The US tech giant, best known for the infrastructure that has supported the AI ​​boom, will launch its latest generation of compact computers for humanoid robots – called Jetson Thor – in the first half of 2025.

Nvidia is positioning itself as the leading platform for what the technology group believes is an impending robotics revolution. The company sells a “full-stack” solution, from the software layers used to train AI-powered robots to the chips built into them.

“The ChatGPT moment for physical AI and robotics is upon us,” Deepu Talla, Nvidia’s vice president of robotics, told the Financial Times, adding that he believes the market has reached a “tipping point.”

The push into robotics comes as Nvidia faces increasing competition for its powerful AI chips from rival chipmakers such as AMD, as well as cloud computing giants such as Amazon, Microsoft and Google, which are looking to reduce their dependence on the US semiconductor giant.

Nvidia, whose value has risen to over $3 trillion due to huge demand for its AI chips, has positioned itself as an investor in the “physical AI” space to help grow the next generation of robotics companies.

In February, it was one of several companies, including Microsoft and OpenAI, to invest $2.6 billion in humanoid robotics company Figure AI.

Robotics has so far remained an emerging niche that is not yet generating major returns. Many startups in this space are struggling to scale, reduce costs, and increase the accuracy of robotic products.

Nvidia doesn’t provide a breakdown of robotics product sales, but they currently represent a relatively small share of total revenue. Data center sales, which include the coveted AI GPU chips, accounted for about 88 percent of the group’s total revenue of $35.1 billion in the third quarter.

However, Talla said a shift in the robotics market is being driven by two technological breakthroughs: the explosion of generative AI models and the ability to train robots using simulated environments based on these basic models.

The latter is a particularly significant development because it helps close what roboticists call the “sim-to-real gap” and ensure that robots trained in virtual environments can work effectively in the real world, he said.

“In the last 12 months. . . (This gap) has matured to the point where we can now do simulation experiments combined with generative AI, which was not possible two years ago,” Talla said. “We provide the platform that allows all of these companies to do all of these things.”

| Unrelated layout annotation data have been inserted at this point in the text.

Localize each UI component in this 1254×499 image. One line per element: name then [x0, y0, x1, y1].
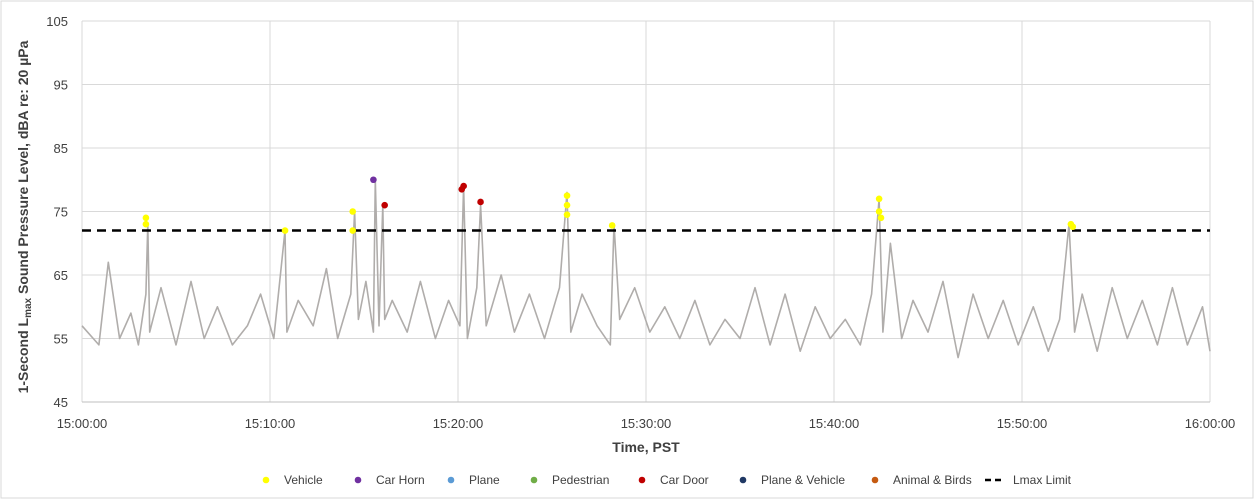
vehicle-point — [142, 220, 150, 228]
y-tick-label: 105 — [46, 14, 68, 29]
legend-marker — [447, 476, 455, 484]
vehicle-point — [281, 227, 289, 234]
car-door-point — [477, 198, 484, 206]
y-axis-title-part-1: 1-Second L — [15, 317, 31, 393]
legend-item-animal-birds: Animal & Birds — [871, 473, 972, 487]
legend-marker — [354, 476, 362, 484]
vehicle-point — [563, 211, 571, 218]
legend-item-vehicle: Vehicle — [262, 473, 323, 487]
vehicle-point — [142, 214, 150, 222]
legend-marker — [262, 476, 270, 484]
x-axis-tick-labels: 15:00:00 15:10:00 15:20:00 15:30:00 15:40:00… — [57, 416, 1236, 431]
x-tick-label: 15:30:00 — [621, 416, 672, 431]
x-tick-label: 15:50:00 — [997, 416, 1048, 431]
legend-label: Pedestrian — [552, 473, 609, 487]
legend-marker — [739, 476, 747, 484]
x-tick-label: 15:00:00 — [57, 416, 108, 431]
vehicle-point — [608, 222, 616, 229]
sound-level-trace-line — [81, 179, 1211, 359]
vehicle-point — [349, 227, 357, 234]
event-markers — [142, 176, 1077, 234]
vehicle-point — [875, 208, 883, 215]
x-tick-label: 15:10:00 — [245, 416, 296, 431]
car-door-point — [381, 201, 388, 209]
legend-label: Car Horn — [376, 473, 425, 487]
x-tick-label: 15:20:00 — [433, 416, 484, 431]
y-axis-title-part-2: Sound Pressure Level, dBA re: 20 µPa — [15, 40, 31, 298]
gridlines — [81, 20, 1211, 403]
y-axis-tick-labels: 45 55 65 75 85 95 105 — [46, 14, 68, 410]
legend-item-pedestrian: Pedestrian — [530, 473, 609, 487]
legend-label: Car Door — [660, 473, 709, 487]
legend-item-lmax-limit: Lmax Limit — [985, 473, 1072, 487]
y-tick-label: 75 — [54, 205, 68, 220]
vehicle-point — [349, 208, 357, 215]
legend-label: Vehicle — [284, 473, 323, 487]
sound-level-trace — [81, 179, 1211, 359]
legend-marker — [530, 476, 538, 484]
vehicle-point — [563, 192, 571, 199]
y-tick-label: 55 — [54, 332, 68, 347]
y-tick-label: 85 — [54, 141, 68, 156]
y-axis-title: 1-Second Lmax Sound Pressure Level, dBA … — [15, 40, 34, 393]
x-tick-label: 15:40:00 — [809, 416, 860, 431]
y-tick-label: 95 — [54, 78, 68, 93]
vehicle-point — [1069, 223, 1077, 231]
legend-label: Lmax Limit — [1013, 473, 1072, 487]
y-tick-label: 45 — [54, 395, 68, 410]
car-door-point — [460, 182, 467, 190]
legend-label: Plane — [469, 473, 500, 487]
legend-label: Animal & Birds — [893, 473, 972, 487]
y-tick-label: 65 — [54, 268, 68, 283]
y-axis-title-subscript: max — [23, 297, 34, 317]
legend-item-plane-vehicle: Plane & Vehicle — [739, 473, 845, 487]
x-axis-title: Time, PST — [612, 439, 680, 455]
legend-item-car-horn: Car Horn — [354, 473, 425, 487]
legend-item-car-door: Car Door — [638, 473, 709, 487]
vehicle-point — [875, 195, 883, 203]
vehicle-point — [877, 214, 885, 222]
legend-item-plane: Plane — [447, 473, 500, 487]
legend-marker — [871, 476, 879, 484]
x-tick-label: 16:00:00 — [1185, 416, 1236, 431]
vehicle-point — [563, 201, 571, 209]
legend-marker — [638, 476, 646, 484]
car-horn-point — [370, 176, 377, 184]
legend: Vehicle Car Horn Plane Pedestrian Car Door Pl… — [262, 473, 1072, 487]
legend-label: Plane & Vehicle — [761, 473, 845, 487]
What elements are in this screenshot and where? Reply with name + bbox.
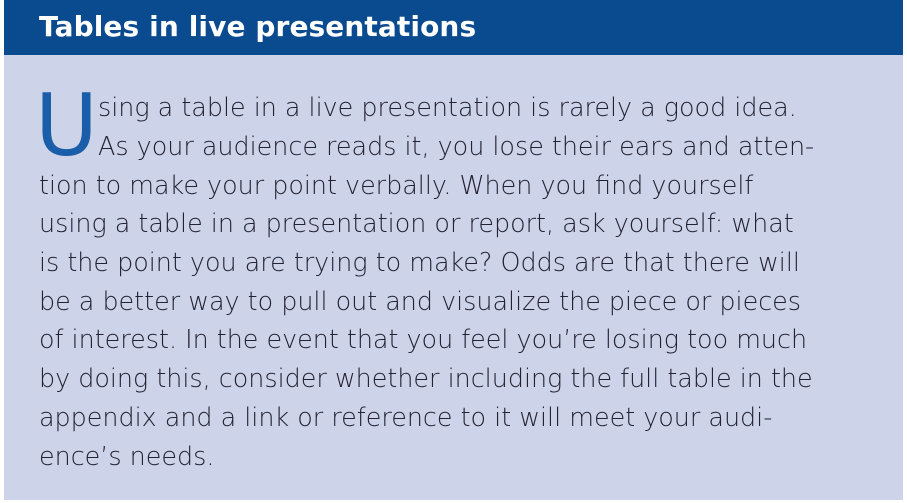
sidebar-box: Tables in live presentations U sing a ta… <box>4 0 903 500</box>
body-line-1: sing a table in a live presentation is r… <box>98 92 797 122</box>
drop-cap: U <box>35 76 98 176</box>
body-line-10: ence’s needs. <box>39 441 215 471</box>
body-line-5: is the point you are trying to make? Odd… <box>39 247 800 277</box>
body-line-8: by doing this, consider whether includin… <box>39 363 813 393</box>
body-line-4: using a table in a presentation or repor… <box>39 208 794 238</box>
box-title: Tables in live presentations <box>39 10 477 43</box>
body-line-9: appendix and a link or reference to it w… <box>39 402 773 432</box>
body-line-6: be a better way to pull out and visualiz… <box>39 286 802 316</box>
header-bar: Tables in live presentations <box>4 0 903 55</box>
body-line-7: of interest. In the event that you feel … <box>39 324 808 354</box>
body-line-3: tion to make your point verbally. When y… <box>39 170 754 200</box>
body-line-2: As your audience reads it, you lose thei… <box>98 131 815 161</box>
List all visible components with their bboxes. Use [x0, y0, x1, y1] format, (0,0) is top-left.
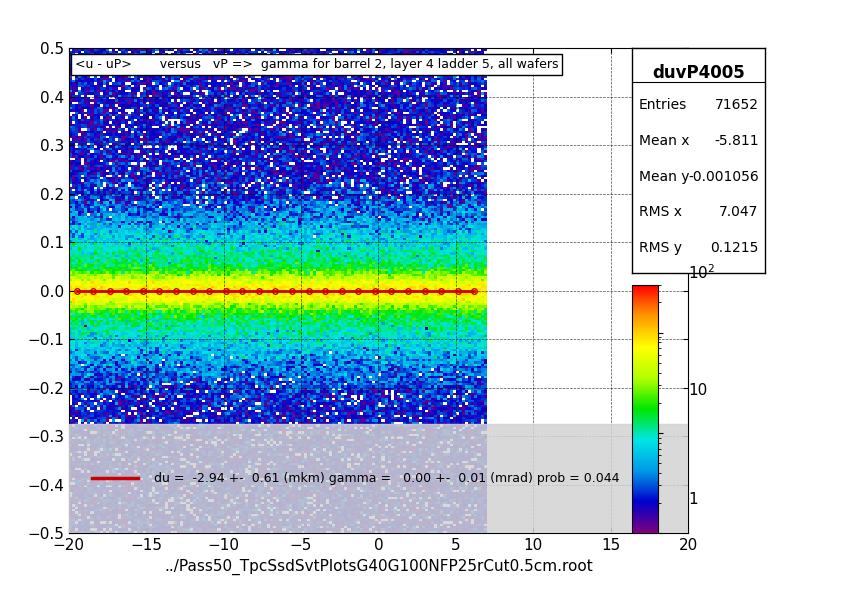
Text: -5.811: -5.811	[714, 134, 759, 148]
Text: <u - uP>       versus   vP =>  gamma for barrel 2, layer 4 ladder 5, all wafers: <u - uP> versus vP => gamma for barrel 2…	[75, 58, 558, 71]
Text: Mean x: Mean x	[639, 134, 689, 148]
Text: 10: 10	[688, 384, 707, 398]
X-axis label: ../Pass50_TpcSsdSvtPlotsG40G100NFP25rCut0.5cm.root: ../Pass50_TpcSsdSvtPlotsG40G100NFP25rCut…	[164, 559, 593, 575]
Bar	[69, 424, 688, 533]
Text: RMS y: RMS y	[639, 241, 682, 255]
Text: 71652: 71652	[715, 98, 759, 112]
Text: 1: 1	[688, 493, 697, 507]
Text: RMS x: RMS x	[639, 205, 682, 219]
Text: $10^2$: $10^2$	[688, 263, 716, 282]
Text: duvP4005: duvP4005	[653, 64, 745, 82]
Text: -0.001056: -0.001056	[688, 170, 759, 184]
Text: 7.047: 7.047	[719, 205, 759, 219]
Text: 0.1215: 0.1215	[710, 241, 759, 255]
Text: Mean y: Mean y	[639, 170, 689, 184]
Text: Entries: Entries	[639, 98, 687, 112]
Text: du =  -2.94 +-  0.61 (mkm) gamma =   0.00 +-  0.01 (mrad) prob = 0.044: du = -2.94 +- 0.61 (mkm) gamma = 0.00 +-…	[154, 472, 619, 485]
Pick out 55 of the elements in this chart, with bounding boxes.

Talla joined Nvidia in 2013 to work on its “Tegra” chip, originally intended for the smartphone market. However, the company quickly changed, and Talla oversaw the redeployment of about 3,000 engineers into “AI and autonomous training (e.g. for vehicles).” This was the origin of Jetson, Nvidia’s line of robotic “brain” modules that launched in 2014.

Nvidia offers tools in three phases of robotics development: basic model training software, derived from Nvidia’s “DGX” system; simulations of real-world environments in its “Omniverse” platform; and the hardware that enters the robots as “brains”.

Apptronik, which relies on Nvidia’s technology to develop humanoid robots, also announced a strategic partnership with Google DeepMind in December to improve its products.

According to US market researchers BCC, the global robotics market is currently valued at around $78 billion and is expected to reach $165 billion by the end of 2029.

Amazon has already used Nvidia’s robotics simulation technology for three of its warehouses in the US, and Toyota and Boston Dynamics are other customers using Nvidia’s training software.

David Rosen, who directs the Robust Autonomy Lab at Northeastern University, said the robotics market still faces major challenges, including training the models and verifying their safety in use.

“Currently we do not have very effective tools for checking the safety and reliability properties of machine learning systems, especially in robotics. “This is an important open scientific question in this field,” Rosen said.